Tuesday, August 25, 2009

Please

I've told you before, I just want to be loved
Really loved, for the person I am.
The good the bad, the ugly.
With no conditions...Please.

Please love me on the good days & love me on the bad days.
Please love me if I yell , or if I'm sad, or if their is something hard for me to do.
Please love me if I am afraid of my life, my parenting skills, my childhood fears, & leftover sadness.

Please love me reguardless of anything you hate about me.
Please love me if I'm fat, skinny, eat too much, sleep too much, or work too much.
Please love me while I explore, wonder & answer my question about God.

Please love if I never clean, or if I never cook.
Please love me if I wreck my car.
Please love me if I look ugly, say I feel ugly or I just want to be ugly.

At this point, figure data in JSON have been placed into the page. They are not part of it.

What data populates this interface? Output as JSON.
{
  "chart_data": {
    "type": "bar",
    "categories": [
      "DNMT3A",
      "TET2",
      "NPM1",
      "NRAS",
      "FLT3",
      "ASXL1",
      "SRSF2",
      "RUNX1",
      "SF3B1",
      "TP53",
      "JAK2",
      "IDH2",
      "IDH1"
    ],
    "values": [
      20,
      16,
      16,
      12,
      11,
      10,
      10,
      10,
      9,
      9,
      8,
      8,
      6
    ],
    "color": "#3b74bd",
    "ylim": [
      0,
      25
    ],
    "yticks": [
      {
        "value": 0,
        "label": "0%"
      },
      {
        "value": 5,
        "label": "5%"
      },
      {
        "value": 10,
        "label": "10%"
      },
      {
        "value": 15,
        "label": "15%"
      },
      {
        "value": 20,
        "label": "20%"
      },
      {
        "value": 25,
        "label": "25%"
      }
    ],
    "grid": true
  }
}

Please support me when I try things you know are difficult for me.
Please love me when I have an idea or if I can't follow through on that idea.
Please love if I cry for days or if I am angry over things that are frustrating.
Please hear me when I tell you how I feel.
Please tell me you care about how I feel.

Please protect me, keep me safe from things that are scary for me,
Please promise not to make fun or minimize those things.
Please hug me, hold me, make me feel safe, & loved without expectations.
Please help me feel sucess & not failure.